League: Summary
The "Summary" table is the best way to quickly get a read on what the league looks like at any given moment and why. It shows each team's efficiency differential (a good measure of team quality), as well as their points per possession for both sides of the ball — both for the full season and in the last two weeks.
For more on understanding "efficiency differential" and "points per possession" stats, see the Four Factors table guide.
By default, all of the stats on this page exclude garbage time.
Expected Wins (Exp W & Exp W82)click to show/hide
What are expected wins? Think of them like this: We can look through history and see how many games teams with various efficiency differentials tend to win. With that and a little bit of math (see the gritty details below) we get a number that tells us how many games we'd expect a team to win based on their efficiency differential.
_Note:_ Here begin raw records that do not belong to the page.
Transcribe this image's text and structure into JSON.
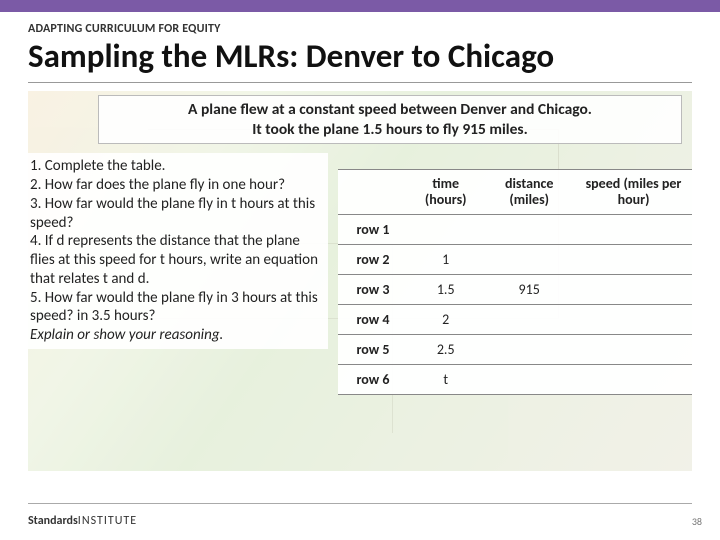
{
  "accent_bar_color": "#7b5aa6",
  "eyebrow": "ADAPTING CURRICULUM FOR EQUITY",
  "title": "Sampling the MLRs: Denver to Chicago",
  "prompt_line1": "A plane flew at a constant speed between Denver and Chicago.",
  "prompt_line2": "It took the plane 1.5 hours to fly 915 miles.",
  "questions": {
    "q1": "1. Complete the table.",
    "q2": "2. How far does the plane fly in one hour?",
    "q3": "3. How far would the plane fly in t hours at this speed?",
    "q4": "4. If d represents the distance that the plane flies at this speed for t hours, write an equation that relates t and d.",
    "q5": "5. How far would the plane fly in 3 hours at this speed? in 3.5 hours?",
    "reason": "Explain or show your reasoning."
  },
  "table": {
    "headers": {
      "blank": "",
      "time": "time (hours)",
      "distance": "distance (miles)",
      "speed": "speed (miles per hour)"
    },
    "rows": [
      {
        "label": "row 1",
        "time": "",
        "distance": "",
        "speed": ""
      },
      {
        "label": "row 2",
        "time": "1",
        "distance": "",
        "speed": ""
      },
      {
        "label": "row 3",
        "time": "1.5",
        "distance": "915",
        "speed": ""
      },
      {
        "label": "row 4",
        "time": "2",
        "distance": "",
        "speed": ""
      },
      {
        "label": "row 5",
        "time": "2.5",
        "distance": "",
        "speed": ""
      },
      {
        "label": "row 6",
        "time": "t",
        "distance": "",
        "speed": ""
      }
    ]
  },
  "footer": {
    "logo_bold": "Standards",
    "logo_light": "INSTITUTE",
    "page": "38"
  }
}
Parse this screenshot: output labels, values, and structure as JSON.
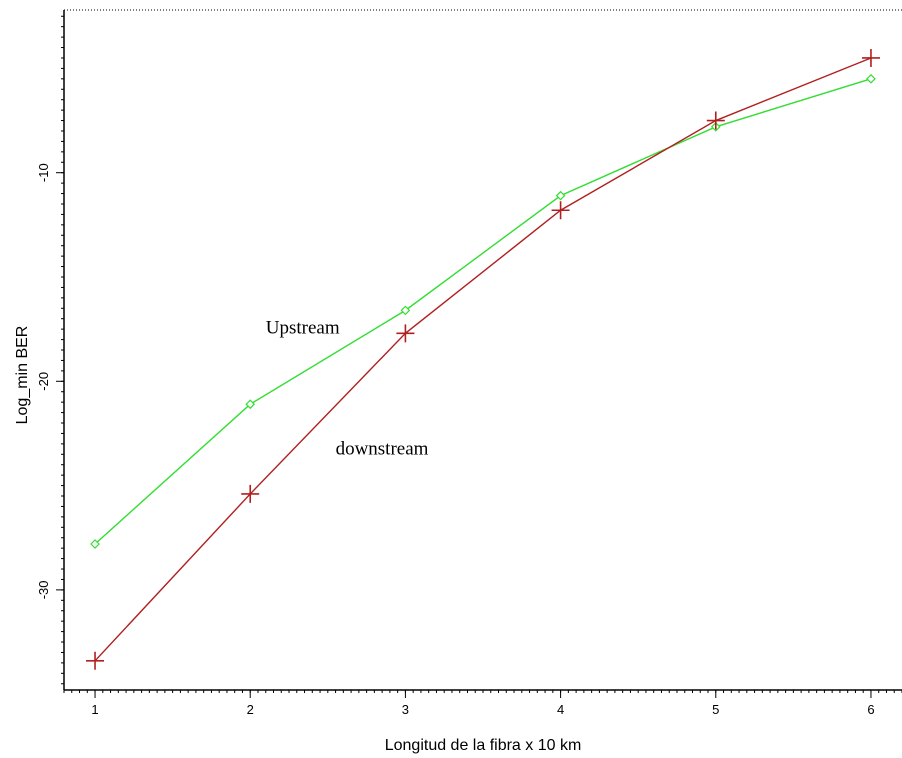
{
  "chart_data": {
    "type": "line",
    "title": "",
    "xlabel": "Longitud de la fibra x 10 km",
    "ylabel": "Log_min BER",
    "x": [
      1,
      2,
      3,
      4,
      5,
      6
    ],
    "xlim": [
      0.8,
      6.2
    ],
    "ylim": [
      -34.8,
      -2.2
    ],
    "x_ticks": [
      "1",
      "2",
      "3",
      "4",
      "5",
      "6"
    ],
    "y_ticks": [
      {
        "value": -10,
        "label": "-10"
      },
      {
        "value": -20,
        "label": "-20"
      },
      {
        "value": -30,
        "label": "-30"
      }
    ],
    "grid": false,
    "series": [
      {
        "name": "Upstream",
        "color": "#33dd33",
        "marker": "diamond",
        "values": [
          -27.8,
          -21.1,
          -16.6,
          -11.1,
          -7.8,
          -5.5
        ]
      },
      {
        "name": "downstream",
        "color": "#b02020",
        "marker": "plus",
        "values": [
          -33.4,
          -25.4,
          -17.7,
          -11.8,
          -7.5,
          -4.5
        ]
      }
    ],
    "annotations": [
      {
        "text": "Upstream",
        "x": 2.1,
        "y": -17.7
      },
      {
        "text": "downstream",
        "x": 2.55,
        "y": -23.5
      }
    ]
  }
}
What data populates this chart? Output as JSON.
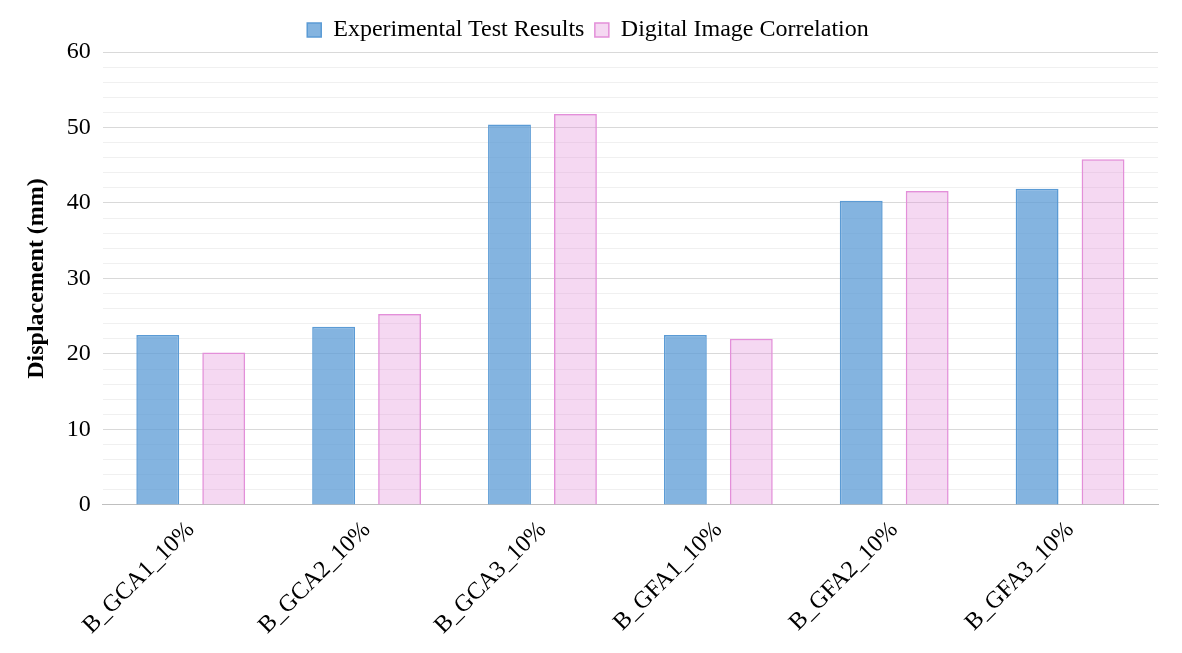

That's useful because it helps account for teams who win a disproportionate number of close games. Early in the season in particular, point differential is a much better indicator of future performance than games won. So expected wins cuts through that noise and tells you: if we only were to look at the team's differential, how good would we think they are?
Exp W82 is the same as expected wins, just on an 82 game basis. When the season is done, these numbers will be the same. But, say the team has only played 41 games and has an expected win percentage of 55%. Exp W will be 22.55, since we're saying that this team, at this point in the season, should have won around 22 or 23 games based on their point differential. Exp W82 will be 45.1, telling us that a team with this point differential would be expected to win 45 games over an 82 game season.
Example: 2018-19 Top 10 teams
Based on their point differential, we would have expected the Warriors to have won 60 games. They actually won 57. Based on Houston's point differential, we would have expected them to have won 53 games—which is exactly what happened!
The Gritty Details
CTG uses Pythagorean win expectation to determine how many wins would be expected of a team with a certain efficiency differential. (CTG uses an exponent of 14.)
Win Differential (Win Diff)click to show/hide
Once we have a team's expected wins, we can then compare how many games any given team actually won to how many we'd expect them to win given their differential. The difference between actual wins and expected wins is what CTG calls win differential.
Why would a team's actual wins deviate from what we'd expect given their point differential? Because of different margins of victory in wins and losses. For example, let's say the Celtics play 10 games, and win 8 of them by 3 points each, but lose 2 of them by 12 points each. They would have a +0 point differential, meaning we'd have expected them to have gone 5-5, but they would have been 8-2 in this stretch instead.
Research has tended to show that performance in close games is more random than most people expect. Using that Celtics example, we probably wouldn't expect a team like that to go undefeated in close games going forward. Very good teams, meanwhile, often win by big margins. Efficiency differential, then, particularly over 10 games, is probably a better measure of team quality than wins and losses. As Daryl Morey once said: "Good teams don’t win close games — they avoid them."
But, over a large sample, performance in close games also doesn't seem to be completely random, as Benjamin Morris has noted. That means if a team's wins are vastly different from what we'd expect, it could be due to good or bad luck, but it could also be due to performance in close games or a higher-than-normal frequency of getting blown out (or blowing teams out). This is particularly true over larger samples.
Example: 2018-19 Top 10 teams
This table shows that most of the top 10 teams ended up winning within 3 games in either direction of what their efficiency differential would have predicted. The major outliers were Utah and Denver. The Jazz won 50 games, but their efficiency differential was +6.7. The Win Diff column shows -7.8, meaning that the Jazz won 7.8 fewer games than expected based on that +6.7 efficiency differential. In other words, an average team with a +6.7 efficiency differential would have won around 58 games.
The Nuggets, meanwhile, were on the opposite end of the spectrum. They had a point differential that normally would have resulted in a team winning around 50 games, but instead they won 54 — the difference between the #2 seed in the West and the #5 seed.
The Gritty Details
CTG uses Pythagorean win expectation to determine how many wins would be expected of a team with a certain efficiency differential. (CTG uses an exponent of 14.)